Inter-provincial buyers are another factor in rising property prices, especially as the option for traveling abroad has been largely taken away due to the pandemic.

According to a Royal LePage survey of recreational property experts, 44% of Albertan respondents reported an increase in the number of buyers from other provinces, compared to previous years.

As demand from both Albertans and out of province buyers continues to grow, experts say that 78% of recreational markets have seen a decline in inventory compared to what is typical for their respective regions.

“There simply is not enough inventory to satisfy the growing demand in this area,” said Tom Shearer, broker, Royal LePage Noralta Real Estate.

“Wabamun Lake and Lac St. Anne are reasonably affordable recreational regions, and the short commute from the city makes these areas attractive to those looking to escape the urban centres. I expect the spring market to be a challenge for buyers, due to a lack of supply.”
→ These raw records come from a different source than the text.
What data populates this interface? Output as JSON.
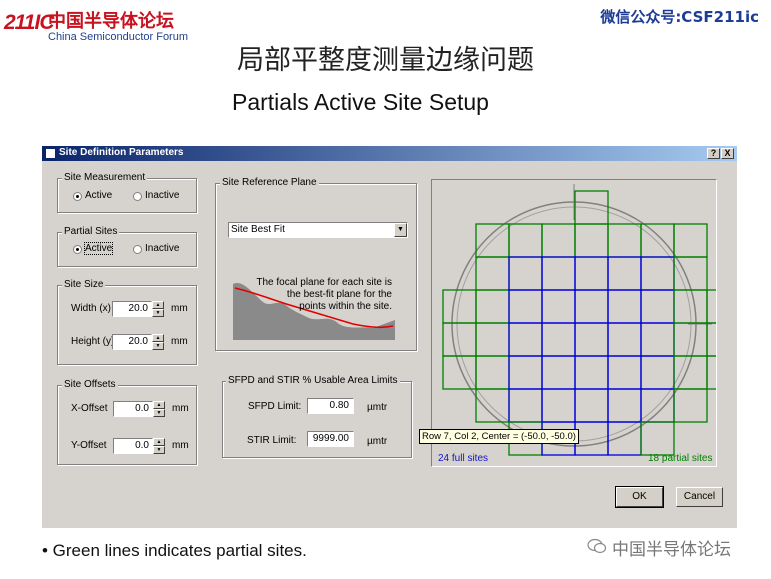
{
  "header": {
    "logo_mark": "211IC",
    "logo_cn": "中国半导体论坛",
    "logo_en": "China Semiconductor Forum",
    "wechat": "微信公众号:CSF211ic"
  },
  "slide": {
    "title_cn": "局部平整度测量边缘问题",
    "title_en": "Partials Active Site Setup",
    "bullet": "• Green lines indicates partial sites.",
    "watermark": "中国半导体论坛"
  },
  "dialog": {
    "title": "Site Definition Parameters",
    "help_btn": "?",
    "close_btn": "X",
    "site_measurement": {
      "legend": "Site Measurement",
      "active": "Active",
      "inactive": "Inactive",
      "selected": "active"
    },
    "partial_sites": {
      "legend": "Partial Sites",
      "active": "Active",
      "inactive": "Inactive",
      "selected": "active"
    },
    "site_size": {
      "legend": "Site Size",
      "width_label": "Width (x)",
      "width_value": "20.0",
      "height_label": "Height (y)",
      "height_value": "20.0",
      "unit": "mm"
    },
    "site_offsets": {
      "legend": "Site Offsets",
      "x_label": "X-Offset",
      "x_value": "0.0",
      "y_label": "Y-Offset",
      "y_value": "0.0",
      "unit": "mm"
    },
    "reference_plane": {
      "legend": "Site Reference Plane",
      "selected": "Site Best Fit",
      "desc_line1": "The focal plane for each site is",
      "desc_line2": "the best-fit plane for the",
      "desc_line3": "points within the site."
    },
    "limits": {
      "legend": "SFPD and STIR % Usable Area Limits",
      "sfpd_label": "SFPD Limit:",
      "sfpd_value": "0.80",
      "stir_label": "STIR Limit:",
      "stir_value": "9999.00",
      "unit": "µmtr"
    },
    "map": {
      "full_sites": "24 full sites",
      "partial_sites": "18 partial sites",
      "tooltip": "Row 7, Col 2, Center = (-50.0, -50.0)",
      "full_color": "#0000dd",
      "partial_color": "#008000"
    },
    "ok": "OK",
    "cancel": "Cancel"
  }
}
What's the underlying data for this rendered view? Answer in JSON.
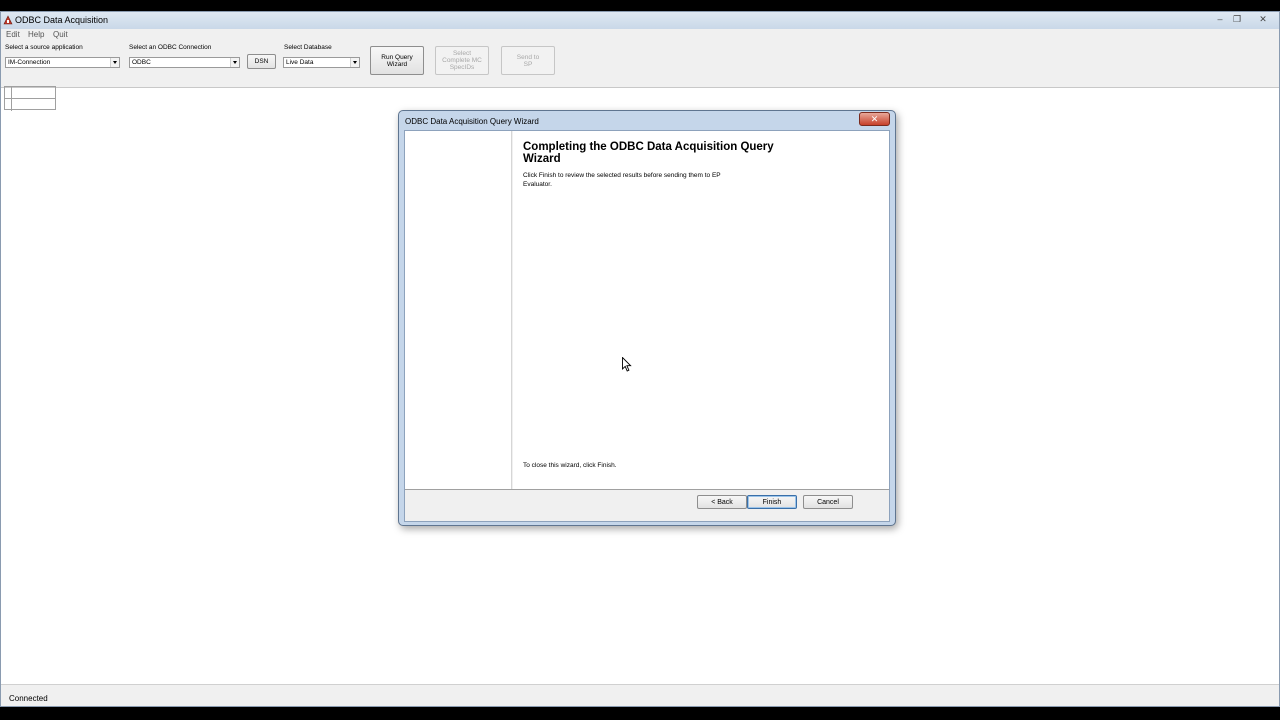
{
  "app": {
    "title": "ODBC Data Acquisition",
    "window_controls": {
      "minimize": "‒",
      "restore": "❐",
      "close": "✕"
    }
  },
  "menu": [
    "Edit",
    "Help",
    "Quit"
  ],
  "toolbar": {
    "source_label": "Select a source application",
    "source_value": "IM-Connection",
    "odbc_label": "Select an ODBC Connection",
    "odbc_value": "ODBC",
    "dsn_button": "DSN",
    "database_label": "Select Database",
    "database_value": "Live Data",
    "run_query_button": "Run Query Wizard",
    "select_complete_button": "Select Complete MC SpecIDs",
    "send_button": "Send to SP"
  },
  "status": {
    "text": "Connected"
  },
  "dialog": {
    "title": "ODBC Data Acquisition Query Wizard",
    "close": "✕",
    "heading": "Completing the ODBC Data Acquisition Query Wizard",
    "description": "Click Finish to review the selected results before sending them to EP Evaluator.",
    "close_instruction": "To close this wizard, click Finish.",
    "back_button": "< Back",
    "finish_button": "Finish",
    "cancel_button": "Cancel"
  }
}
In many areas of the province, a shortage of recreational property options are sending buyers into multiple-offer situations. This often results in properties selling above the asking price, creating a seller’s market.

“The low inventory, high demand scenario that is defining Canada’s current real estate landscape can be frustrating for buyers and their agents,” said Phil Soper, president and CEO, Royal LePage. “Without enough supply to meet demand, prices continue to increase at above normal rates.”

“With so few listings to choose from, owners are concerned they will have nowhere to go if they sell before buying, so they hesitate to list. This cycle makes it difficult for anyone to move ahead.”

With the increase in recreational property prices being largely due to the current work from home scenarios that many are facing right now, it will be interesting to see whether this trend continues as we move out of the pandemic.